Pendant longtemps, la Shoah demeure un sujet tabou. Il faut attendre le 21e siècle pour que la parole se libère. Pourtant, certains silences persistent, notamment autour du cimetière. « La moitié de Thessalonique est construite sur un terrain qui appartenait à des Juifs, c’est le problème constitutif de la ville. Ce tabou restera », déplore Martin Barzilai.

La logique génocidaire : l’effacement d’un peuple

En 1943, 96% de la population juive de Thessalonique est décimée. Le cimetière est rasé, pillé, anéanti. Le passé est effacé. Les tombes devenues briques sont avalées par la ville, comme si les Juifs saloniciens n’avaient jamais existé. « Il ne reste rien à Salonique », assène le grand-père de Martin Barzilai.

Pour le photographe, chercher ces pierres, c’est une manière de « résister, de montrer que les Juifs sont toujours là ». Derrière Cimetière fantôme, Thessalonique, il y a cette volonté de « photographier le rien ». La photo permet de montrer des choses déjà visibles par les habitants de Thessalonique, mais auxquelles ils ne font plus attention, car elles font partie de leur quotidien. Pour continuer à faire exister le passé et ramener de la présence dans l’absence, Martin Barzilai met en lumière ces pierres tombales chargées d’une histoire qu’il refuse d’oublier.

Les visages de la mémoire

Dans Cimetière fantôme, Thessalonique, les clichés de tombes côtoient des portraits et témoignages de Saloniciens. Si le livre voit le jour, c’est grâce aux rencontres que Martin Barzilai fait sur place.
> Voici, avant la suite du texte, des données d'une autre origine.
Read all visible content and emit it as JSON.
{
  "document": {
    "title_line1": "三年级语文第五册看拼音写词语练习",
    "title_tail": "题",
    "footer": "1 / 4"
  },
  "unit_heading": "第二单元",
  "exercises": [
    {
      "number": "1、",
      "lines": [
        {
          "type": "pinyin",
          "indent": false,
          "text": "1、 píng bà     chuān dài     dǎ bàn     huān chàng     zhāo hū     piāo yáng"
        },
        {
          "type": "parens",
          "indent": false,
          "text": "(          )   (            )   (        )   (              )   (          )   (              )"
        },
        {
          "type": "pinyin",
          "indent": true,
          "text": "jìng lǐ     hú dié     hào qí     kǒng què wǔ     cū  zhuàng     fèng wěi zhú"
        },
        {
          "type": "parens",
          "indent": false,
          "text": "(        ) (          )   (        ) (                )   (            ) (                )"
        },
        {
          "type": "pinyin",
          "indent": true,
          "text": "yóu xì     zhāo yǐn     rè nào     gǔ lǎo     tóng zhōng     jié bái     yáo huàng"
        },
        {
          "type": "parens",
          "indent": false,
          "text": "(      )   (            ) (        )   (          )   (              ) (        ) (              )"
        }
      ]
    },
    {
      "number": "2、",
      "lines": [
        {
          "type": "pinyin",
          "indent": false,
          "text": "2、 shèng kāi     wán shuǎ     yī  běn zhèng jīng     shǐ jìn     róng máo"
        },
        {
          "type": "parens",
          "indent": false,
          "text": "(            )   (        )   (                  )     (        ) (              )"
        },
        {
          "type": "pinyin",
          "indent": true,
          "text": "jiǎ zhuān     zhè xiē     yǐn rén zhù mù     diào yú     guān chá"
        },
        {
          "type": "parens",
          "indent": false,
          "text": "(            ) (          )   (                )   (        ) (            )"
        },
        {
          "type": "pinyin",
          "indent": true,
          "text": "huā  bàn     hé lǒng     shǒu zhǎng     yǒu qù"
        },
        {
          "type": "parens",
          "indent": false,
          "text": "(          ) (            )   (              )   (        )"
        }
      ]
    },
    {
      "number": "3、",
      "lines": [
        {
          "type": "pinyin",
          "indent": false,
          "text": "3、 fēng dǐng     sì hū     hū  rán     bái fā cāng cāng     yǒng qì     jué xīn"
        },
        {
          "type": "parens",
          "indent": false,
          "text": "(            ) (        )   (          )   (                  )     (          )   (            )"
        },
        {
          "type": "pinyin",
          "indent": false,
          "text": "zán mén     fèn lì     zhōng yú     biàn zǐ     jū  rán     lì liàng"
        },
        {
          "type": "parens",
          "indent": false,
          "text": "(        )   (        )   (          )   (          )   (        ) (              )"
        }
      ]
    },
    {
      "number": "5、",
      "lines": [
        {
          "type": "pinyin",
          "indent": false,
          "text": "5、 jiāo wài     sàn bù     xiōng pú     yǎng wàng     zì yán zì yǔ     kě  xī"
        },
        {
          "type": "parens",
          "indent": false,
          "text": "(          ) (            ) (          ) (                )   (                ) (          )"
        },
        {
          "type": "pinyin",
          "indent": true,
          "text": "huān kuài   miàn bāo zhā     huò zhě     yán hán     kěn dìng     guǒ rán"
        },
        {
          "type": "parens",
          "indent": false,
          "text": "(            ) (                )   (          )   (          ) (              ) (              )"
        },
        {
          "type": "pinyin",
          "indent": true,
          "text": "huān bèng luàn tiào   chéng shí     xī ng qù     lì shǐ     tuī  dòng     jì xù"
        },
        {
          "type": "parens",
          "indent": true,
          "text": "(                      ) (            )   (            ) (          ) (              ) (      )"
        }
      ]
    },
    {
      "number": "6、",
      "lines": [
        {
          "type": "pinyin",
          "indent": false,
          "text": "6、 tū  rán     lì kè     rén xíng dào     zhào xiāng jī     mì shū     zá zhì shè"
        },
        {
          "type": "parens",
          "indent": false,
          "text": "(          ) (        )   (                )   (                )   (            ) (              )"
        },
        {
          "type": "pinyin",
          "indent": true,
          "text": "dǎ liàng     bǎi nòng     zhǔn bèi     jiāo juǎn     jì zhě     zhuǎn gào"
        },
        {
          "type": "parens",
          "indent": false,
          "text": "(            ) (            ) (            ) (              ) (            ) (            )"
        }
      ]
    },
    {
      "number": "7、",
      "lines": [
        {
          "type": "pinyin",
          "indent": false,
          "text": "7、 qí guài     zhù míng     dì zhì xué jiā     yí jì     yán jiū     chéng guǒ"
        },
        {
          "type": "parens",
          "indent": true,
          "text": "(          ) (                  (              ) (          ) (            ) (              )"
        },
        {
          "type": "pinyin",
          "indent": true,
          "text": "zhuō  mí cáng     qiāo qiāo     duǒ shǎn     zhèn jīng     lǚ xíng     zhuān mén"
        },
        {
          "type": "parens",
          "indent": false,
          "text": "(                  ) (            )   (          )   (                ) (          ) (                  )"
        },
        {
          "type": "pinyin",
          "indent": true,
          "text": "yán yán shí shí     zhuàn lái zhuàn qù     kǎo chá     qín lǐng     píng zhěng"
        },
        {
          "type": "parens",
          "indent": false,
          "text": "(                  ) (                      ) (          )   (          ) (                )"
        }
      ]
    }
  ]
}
Deux personnes en particulier jouent un rôle clef dans la genèse du projet : Jacky Benmayor, spécialiste de l’histoire juive à Thessalonique et dernier locuteur du judéo-espagnol en Grèce, capable de déchiffrer les inscriptions des pierres, et Iosif Vaena, pharmacien passionné par l’histoire du cimetière, qui a partagé avec Barzilai les emplacements des tombes qu’il avait déjà repérés dans la ville.

Au fil de l’entretien, une question revient, obsédante : dans quel état d’esprit se trouvaient ceux qui ont profané le cimetière ? Ont-ils ressenti de la culpabilité ? Et cette culpabilité, persiste-t-elle aujourd’hui ? Un début de réponse est apporté par l’interview d’Anna Theophylaktou, alors âgée de 99 ans, aujourd’hui décédée. En 1943, étudiante en médecine, elle participe à la construction du département d’anatomie. Avec les autres étudiants, elle récupère des pierres du cimetière pour fabriquer des tables de dissection. Aucun remord ne transparaît dans sa voix, elle se contente de justifier leur geste ainsi : « on n’avait rien, on s’est juste servis ».

Cartographier les vestiges pour contrer l’oubli

La carte de Thessalonique créée par Martin Barzilai pour recenser les fragments de tombes disséminés dans la ville.

Carte de Thessalonique issue de Cimetière fantôme, Thessalonique pour recenser l’emplacement des fragments de tombes disséminés dans la ville. © Créaphis éditions, 2023


Au fil de son enquête, Martin Barzilai entreprend de cartographier les vestiges du cimetière. Il est le premier à créer un plan recensant les pierres tombales éparpillées dans la ville. Une initiative inédite, que le photographe justifie par cet adage bien connu dans la communauté juive : « Pour vivre heureux, vivons cachés ». Une formule qui traduit la volonté d’un peuple meurtri de ne plus se faire remarquer.

Mais le plan est loin d’être exhaustif, et de nombreuses pierres restent encore à découvrir. « Ce livre, c’est un pas vers… car le travail de la mémoire est toujours en évolution », conclut Martin Barzilai.